Once, organizers were the exclusive property of bill-by-the-minute professionals. But now CNN reports that they’re a $200- to $300-million-a-year industry. Even elementary school students can make sure that they don’t miss the big Duck, Duck, Goose game or the power ice cream and cookie networking session with a Dinky Diary Organizer from Day Runner. (Oh dear.)

Secretly, I would love to be a hyper-efficient automaton who never forgets birthdays or holidays, who can find a receipt without turning the house upside down. But I have a weakness for spontaneity. I want to be able to call my friends without making a note in my Communication Log.

“You do have free will,” says my friend Marjorie, a Pocket Day-Timer disciple. “You don’t have to do everything the book says.” She tells me that with her system you carry only one month at a time, “so you can’t lose your identity.”

I want to believe her. But many people are slaves to their systems. “It makes me more efficient,” says Lenny Fagelman, owner of the Filofax department at Fred Segal Melrose. Fagelman, who says, “I don’t use my organizer to drive to work,” strives for order the way gurus strive for inner peace. He stocks more than 400 Filofax components, including inserts for keeping snooker records. “It’s all function,” he insists.

I’m ashamed to admit that for years I’ve been functioning with just a disarranged Rolodex and a calendar that is usually chosen because it has pretty pictures, not vital information. I make notes in a cheap little notebook that doesn’t even have a movable plastic “Today” marker.

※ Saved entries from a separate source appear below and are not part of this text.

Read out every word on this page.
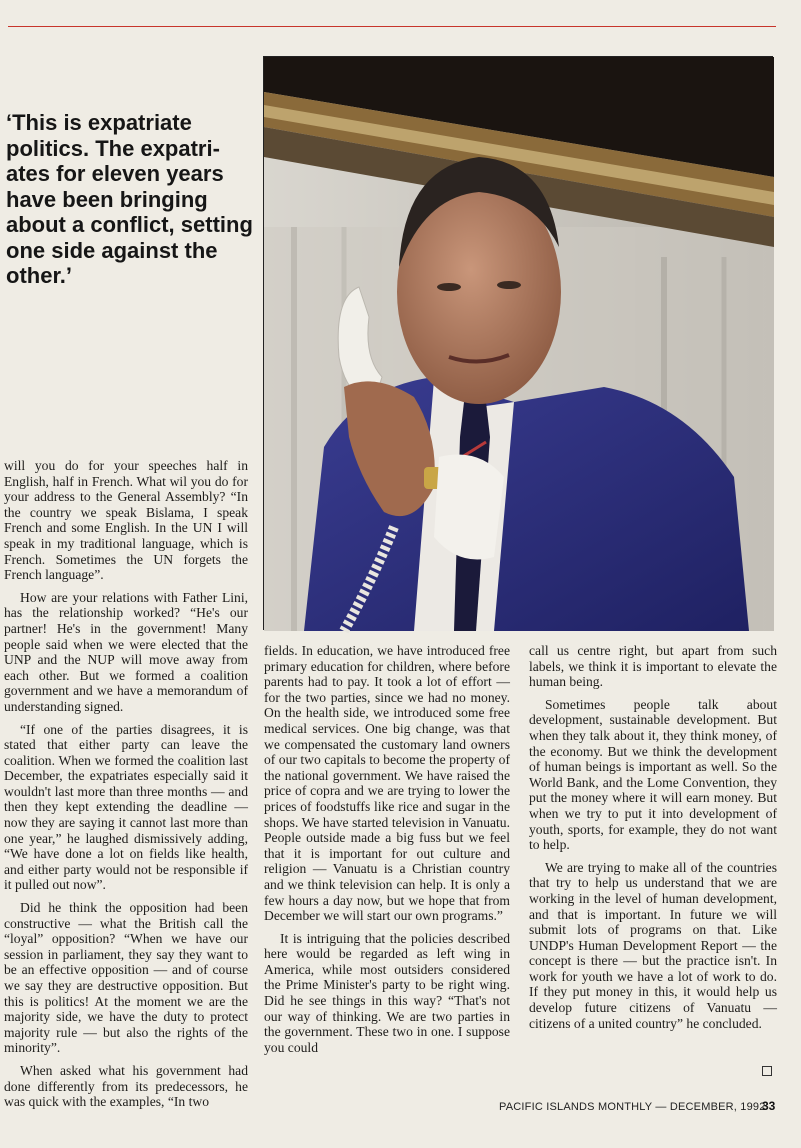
‘This is expatriate politics. The expatri-ates for eleven years have been bringing about a conflict, setting one side against the other.’

will you do for your speeches half in English, half in French. What wil you do for your address to the General Assembly? “In the country we speak Bislama, I speak French and some English. In the UN I will speak in my traditional language, which is French. Sometimes the UN forgets the French language”.

How are your relations with Father Lini, has the relationship worked? “He's our partner! He's in the government! Many people said when we were elected that the UNP and the NUP will move away from each other. But we formed a coalition government and we have a memorandum of understanding signed.

“If one of the parties disagrees, it is stated that either party can leave the coalition. When we formed the coalition last December, the expatriates especially said it wouldn't last more than three months — and then they kept extending the deadline — now they are saying it cannot last more than one year,” he laughed dismissively adding, “We have done a lot on fields like health, and either party would not be responsible if it pulled out now”.

Did he think the opposition had been constructive — what the British call the “loyal” opposition? “When we have our session in parliament, they say they want to be an effective opposition — and of course we say they are destructive opposition. But this is politics! At the moment we are the majority side, we have the duty to protect majority rule — but also the rights of the minority”.

When asked what his government had done differently from its predecessors, he was quick with the examples, “In two

fields. In education, we have introduced free primary education for children, where before parents had to pay. It took a lot of effort — for the two parties, since we had no money. On the health side, we introduced some free medical services. One big change, was that we compensated the customary land owners of our two capitals to become the property of the national government. We have raised the price of copra and we are trying to lower the prices of foodstuffs like rice and sugar in the shops. We have started television in Vanuatu. People outside made a big fuss but we feel that it is important for out culture and religion — Vanuatu is a Christian country and we think television can help. It is only a few hours a day now, but we hope that from December we will start our own programs.”

It is intriguing that the policies described here would be regarded as left wing in America, while most outsiders considered the Prime Minister's party to be right wing. Did he see things in this way? “That's not our way of thinking. We are two parties in the government. These two in one. I suppose you could

call us centre right, but apart from such labels, we think it is important to elevate the human being.

Sometimes people talk about development, sustainable development. But when they talk about it, they think money, of the economy. But we think the development of human beings is important as well. So the World Bank, and the Lome Convention, they put the money where it will earn money. But when we try to put it into development of youth, sports, for example, they do not want to help.

We are trying to make all of the countries that try to help us understand that we are working in the level of human development, and that is important. In future we will submit lots of programs on that. Like UNDP's Human Development Report — the concept is there — but the practice isn't. In work for youth we have a lot of work to do. If they put money in this, it would help us develop future citizens of Vanuatu — citizens of a united country” he concluded.

PACIFIC ISLANDS MONTHLY — DECEMBER, 1992
33
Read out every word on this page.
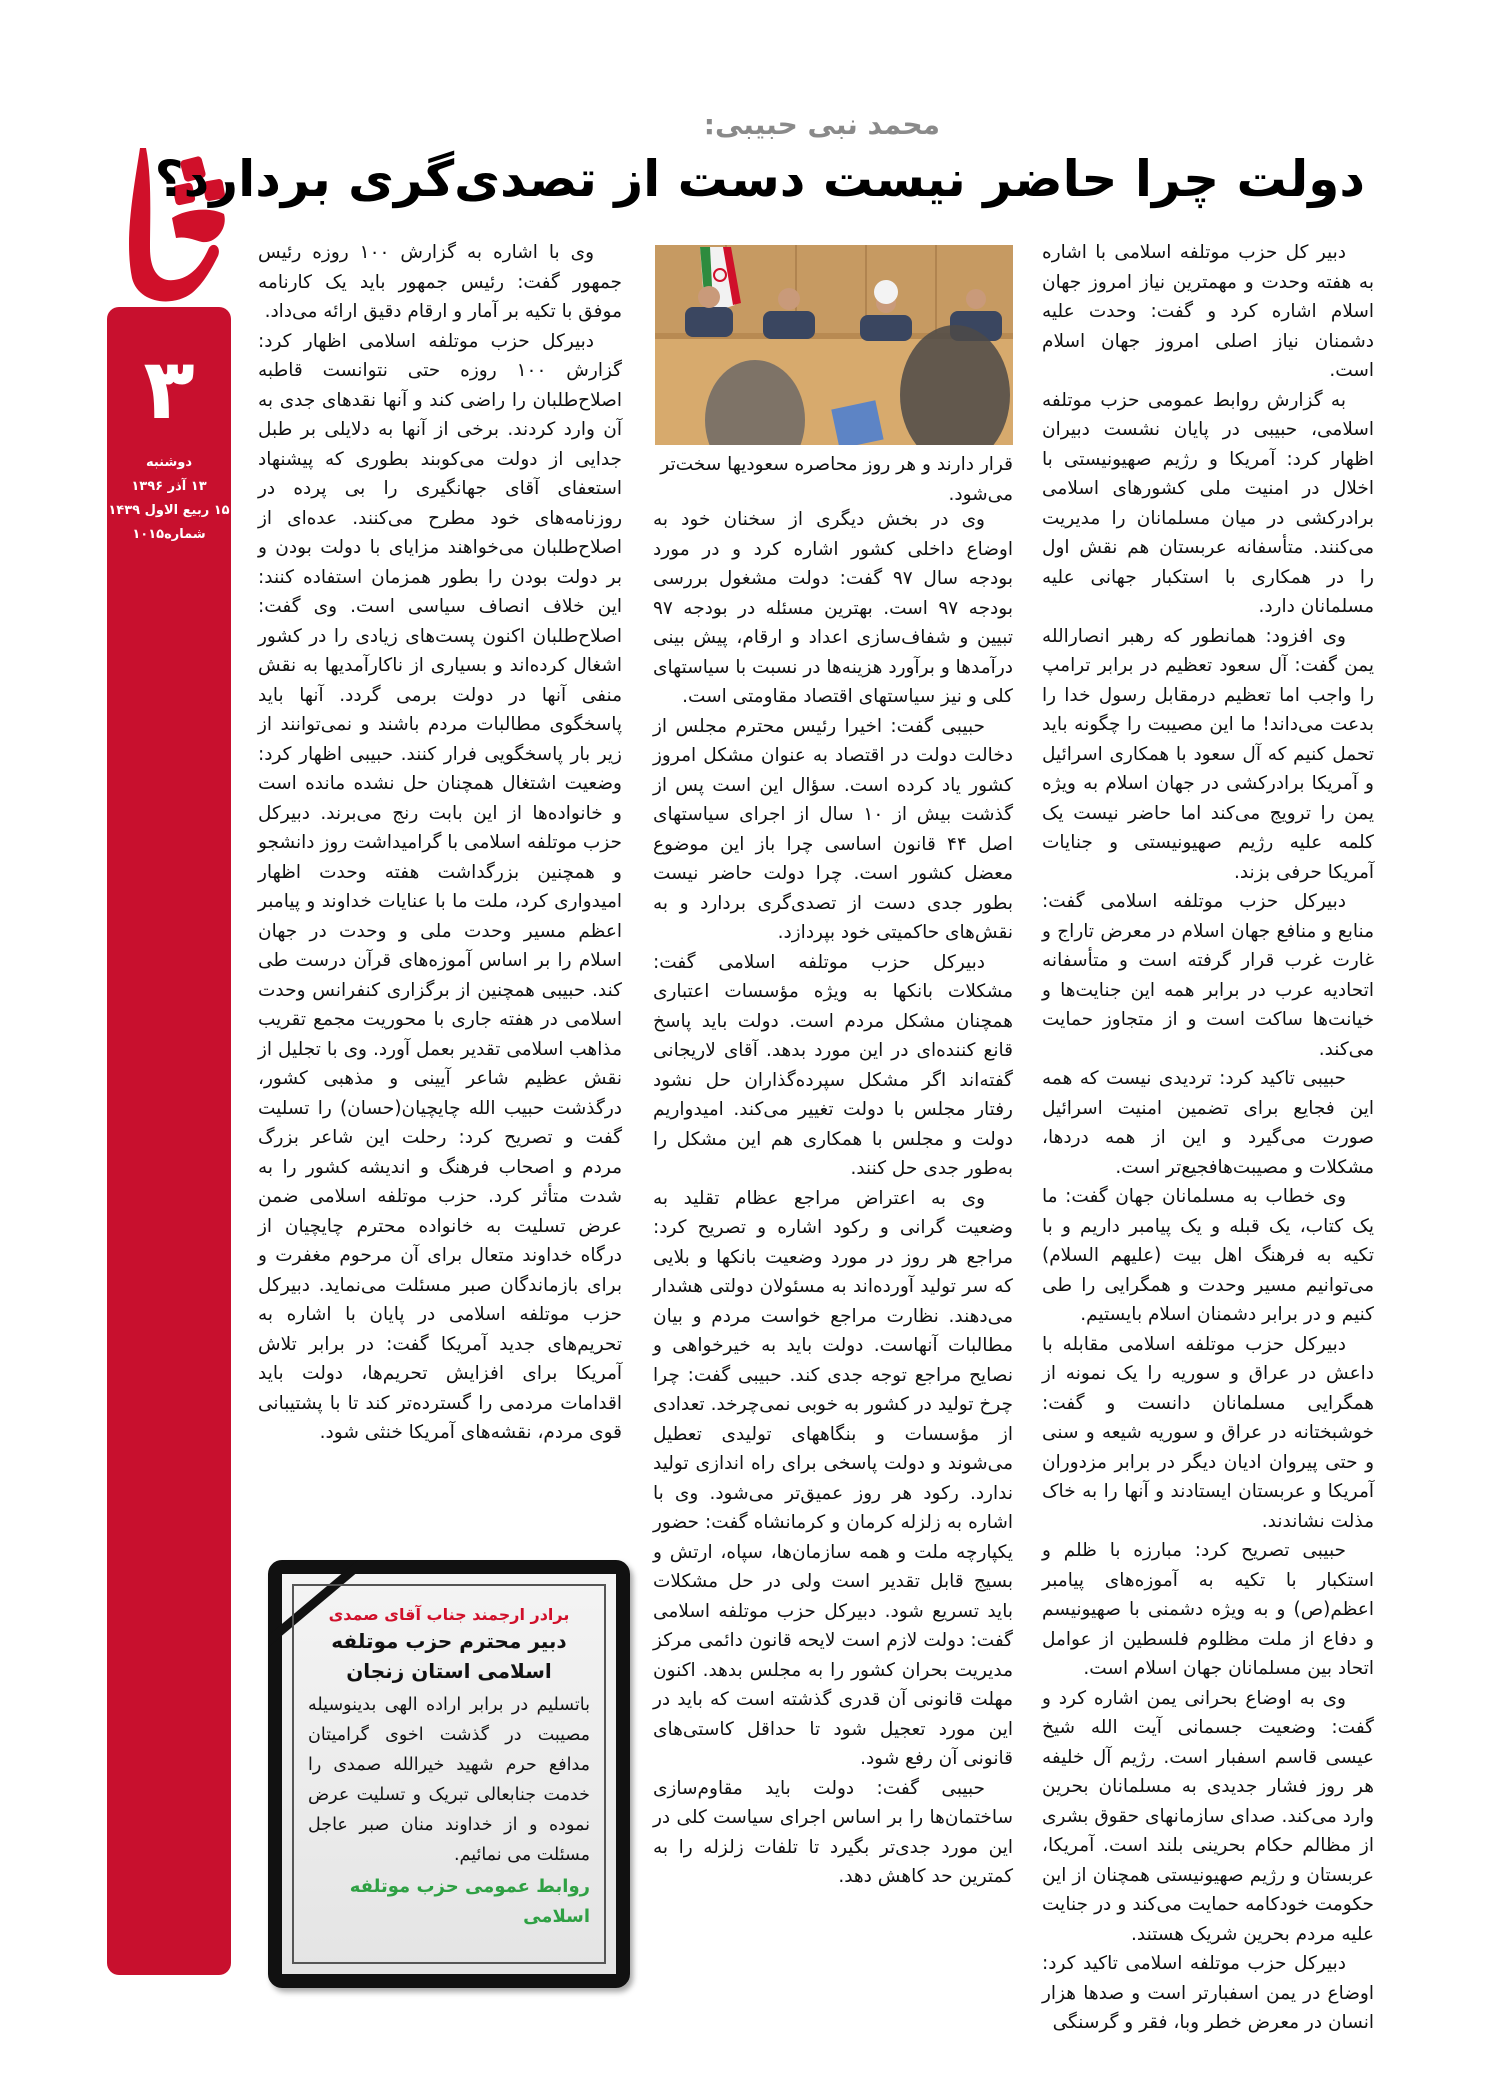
۳
دوشنبه
۱۳ آذر ۱۳۹۶
۱۵ ربیع الاول ۱۴۳۹
شماره۱۰۱۵
محمد نبی حبیبی:
دولت چرا حاضر نیست دست از تصدی‌گری بردارد؟

دبیر کل حزب موتلفه اسلامی با اشاره به هفته وحدت و مهمترین نیاز امروز جهان اسلام اشاره کرد و گفت: وحدت علیه دشمنان نیاز اصلی امروز جهان اسلام است.

به گزارش روابط عمومی حزب موتلفه اسلامی، حبیبی در پایان نشست دبیران اظهار کرد: آمریکا و رژیم صهیونیستی با اخلال در امنیت ملی کشورهای اسلامی برادرکشی در میان مسلمانان را مدیریت می‌کنند. متأسفانه عربستان هم نقش اول را در همکاری با استکبار جهانی علیه مسلمانان دارد.

وی افزود: همانطور که رهبر انصارالله یمن گفت: آل سعود تعظیم در برابر ترامپ را واجب اما تعظیم درمقابل رسول خدا را بدعت می‌داند! ما این مصیبت را چگونه باید تحمل کنیم که آل سعود با همکاری اسرائیل و آمریکا برادرکشی در جهان اسلام به ویژه یمن را ترویج می‌کند اما حاضر نیست یک کلمه علیه رژیم صهیونیستی و جنایات آمریکا حرفی بزند.

دبیرکل حزب موتلفه اسلامی گفت: منابع و منافع جهان اسلام در معرض تاراج و غارت غرب قرار گرفته است و متأسفانه اتحادیه عرب در برابر همه این جنایت‌ها و خیانت‌ها ساکت است و از متجاوز حمایت می‌کند.

حبیبی تاکید کرد: تردیدی نیست که همه این فجایع برای تضمین امنیت اسرائیل صورت می‌گیرد و این از همه دردها، مشکلات و مصیبت‌هافجیع‌تر است.

وی خطاب به مسلمانان جهان گفت: ما یک کتاب، یک قبله و یک پیامبر داریم و با تکیه به فرهنگ اهل بیت (علیهم السلام) می‌توانیم مسیر وحدت و همگرایی را طی کنیم و در برابر دشمنان اسلام بایستیم.

دبیرکل حزب موتلفه اسلامی مقابله با داعش در عراق و سوریه را یک نمونه از همگرایی مسلمانان دانست و گفت: خوشبختانه در عراق و سوریه شیعه و سنی و حتی پیروان ادیان دیگر در برابر مزدوران آمریکا و عربستان ایستادند و آنها را به خاک مذلت نشاندند.

حبیبی تصریح کرد: مبارزه با ظلم و استکبار با تکیه به آموزه‌های پیامبر اعظم(ص) و به ویژه دشمنی با صهیونیسم و دفاع از ملت مظلوم فلسطین از عوامل اتحاد بین مسلمانان جهان اسلام است.

وی به اوضاع بحرانی یمن اشاره کرد و گفت: وضعیت جسمانی آیت الله شیخ عیسی قاسم اسفبار است. رژیم آل خلیفه هر روز فشار جدیدی به مسلمانان بحرین وارد می‌کند. صدای سازمانهای حقوق بشری از مظالم حکام بحرینی بلند است. آمریکا، عربستان و رژیم صهیونیستی همچنان از این حکومت خودکامه حمایت می‌کند و در جنایت علیه مردم بحرین شریک هستند.

دبیرکل حزب موتلفه اسلامی تاکید کرد: اوضاع در یمن اسفبارتر است و صدها هزار انسان در معرض خطر وبا، فقر و گرسنگی

قرار دارند و هر روز محاصره سعودیها سخت‌تر می‌شود.

وی در بخش دیگری از سخنان خود به اوضاع داخلی کشور اشاره کرد و در مورد بودجه سال ۹۷ گفت: دولت مشغول بررسی بودجه ۹۷ است. بهترین مسئله در بودجه ۹۷ تبیین و شفاف‌سازی اعداد و ارقام، پیش بینی درآمدها و برآورد هزینه‌ها در نسبت با سیاستهای کلی و نیز سیاستهای اقتصاد مقاومتی است.

حبیبی گفت: اخیرا رئیس محترم مجلس از دخالت دولت در اقتصاد به عنوان مشکل امروز کشور یاد کرده است. سؤال این است پس از گذشت بیش از ۱۰ سال از اجرای سیاستهای اصل ۴۴ قانون اساسی چرا باز این موضوع معضل کشور است. چرا دولت حاضر نیست بطور جدی دست از تصدی‌گری بردارد و به نقش‌های حاکمیتی خود بپردازد.

دبیرکل حزب موتلفه اسلامی گفت: مشکلات بانکها به ویژه مؤسسات اعتباری همچنان مشکل مردم است. دولت باید پاسخ قانع کننده‌ای در این مورد بدهد. آقای لاریجانی گفته‌اند اگر مشکل سپرده‌گذاران حل نشود رفتار مجلس با دولت تغییر می‌کند. امیدواریم دولت و مجلس با همکاری هم این مشکل را به‌طور جدی حل کنند.

وی به اعتراض مراجع عظام تقلید به وضعیت گرانی و رکود اشاره و تصریح کرد: مراجع هر روز در مورد وضعیت بانکها و بلایی که سر تولید آورده‌اند به مسئولان دولتی هشدار می‌دهند. نظارت مراجع خواست مردم و بیان مطالبات آنهاست. دولت باید به خیرخواهی و نصایح مراجع توجه جدی کند. حبیبی گفت: چرا چرخ تولید در کشور به خوبی نمی‌چرخد. تعدادی از مؤسسات و بنگاههای تولیدی تعطیل می‌شوند و دولت پاسخی برای راه اندازی تولید ندارد. رکود هر روز عمیق‌تر می‌شود. وی با اشاره به زلزله کرمان و کرمانشاه گفت: حضور یکپارچه ملت و همه سازمان‌ها، سپاه، ارتش و بسیج قابل تقدیر است ولی در حل مشکلات باید تسریع شود. دبیرکل حزب موتلفه اسلامی گفت: دولت لازم است لایحه قانون دائمی مرکز مدیریت بحران کشور را به مجلس بدهد. اکنون مهلت قانونی آن قدری گذشته است که باید در این مورد تعجیل شود تا حداقل کاستی‌های قانونی آن رفع شود.

حبیبی گفت: دولت باید مقاوم‌سازی ساختمان‌ها را بر اساس اجرای سیاست کلی در این مورد جدی‌تر بگیرد تا تلفات زلزله را به کمترین حد کاهش دهد.

وی با اشاره به گزارش ۱۰۰ روزه رئیس جمهور گفت: رئیس جمهور باید یک کارنامه موفق با تکیه بر آمار و ارقام دقیق ارائه می‌داد.

دبیرکل حزب موتلفه اسلامی اظهار کرد: گزارش ۱۰۰ روزه حتی نتوانست قاطبه اصلاح‌طلبان را راضی کند و آنها نقدهای جدی به آن وارد کردند. برخی از آنها به دلایلی بر طبل جدایی از دولت می‌کوبند بطوری که پیشنهاد استعفای آقای جهانگیری را بی پرده در روزنامه‌های خود مطرح می‌کنند. عده‌ای از اصلاح‌طلبان می‌خواهند مزایای با دولت بودن و بر دولت بودن را بطور همزمان استفاده کنند: این خلاف انصاف سیاسی است. وی گفت: اصلاح‌طلبان اکنون پست‌های زیادی را در کشور اشغال کرده‌اند و بسیاری از ناکارآمدیها به نقش منفی آنها در دولت برمی گردد. آنها باید پاسخگوی مطالبات مردم باشند و نمی‌توانند از زیر بار پاسخگویی فرار کنند. حبیبی اظهار کرد: وضعیت اشتغال همچنان حل نشده مانده است و خانواده‌ها از این بابت رنج می‌برند. دبیرکل حزب موتلفه اسلامی با گرامیداشت روز دانشجو و همچنین بزرگداشت هفته وحدت اظهار امیدواری کرد، ملت ما با عنایات خداوند و پیامبر اعظم مسیر وحدت ملی و وحدت در جهان اسلام را بر اساس آموزه‌های قرآن درست طی کند. حبیبی همچنین از برگزاری کنفرانس وحدت اسلامی در هفته جاری با محوریت مجمع تقریب مذاهب اسلامی تقدیر بعمل آورد. وی با تجلیل از نقش عظیم شاعر آیینی و مذهبی کشور، درگذشت حبیب الله چایچیان(حسان) را تسلیت گفت و تصریح کرد: رحلت این شاعر بزرگ مردم و اصحاب فرهنگ و اندیشه کشور را به شدت متأثر کرد. حزب موتلفه اسلامی ضمن عرض تسلیت به خانواده محترم چایچیان از درگاه خداوند متعال برای آن مرحوم مغفرت و برای بازماندگان صبر مسئلت می‌نماید. دبیرکل حزب موتلفه اسلامی در پایان با اشاره به تحریم‌های جدید آمریکا گفت: در برابر تلاش آمریکا برای افزایش تحریم‌ها، دولت باید اقدامات مردمی را گسترده‌تر کند تا با پشتیبانی قوی مردم، نقشه‌های آمریکا خنثی شود.

برادر ارجمند جناب آقای صمدی
دبیر محترم حزب موتلفه اسلامی استان زنجان
باتسلیم در برابر اراده الهی بدینوسیله مصیبت در گذشت اخوی گرامیتان مدافع حرم شهید خیرالله صمدی را خدمت جنابعالی تبریک و تسلیت عرض نموده و از خداوند منان صبر عاجل مسئلت می نمائیم.
روابط عمومی حزب موتلفه اسلامی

Or worse, I resort to the Scrap System and jot important details on a used envelope or--if I want to feel in control--a Post-it Note.

I sometimes suspect that the real appeal of the Good Book is that it gives baby boomers a chance to reconnect with the wonder years, when our biggest decision was whether to carry a loose-leaf notebook emblazoned with Fred Flintstone or Mr. Spock. But nowadays, though most binders still come with the clear-plastic pencil case, our choices are far more complicated.

In fact, I could have been organized months ago, but I can’t make up my mind. Should the book be as big as a briefcase or as small as a pocket calculator? (I can also set up shop on a hard or floppy disk, though it would be a pain to turn on the computer whenever I need a phone number.) And my choices go on and on.

Do I want a calendar that has a page per day, two pages per day, a page per week, per month, per millennium? Who cares? And then there’s the really big question--what should my organizer be made of? Catalina vinyl? (It’s hard to make a commitment to a material I can’t identify.) Cowhide? Lamb? Shark? Definitely not alligator, which sells for $1,900.

“My Filofax is reindeer,” Fagelman says. Oh no, not Rudolph. “It’s a limited edition,” he says. “They recovered the hides from a 200-year-old German shipwreck.”

I’m no longer thinking about converting.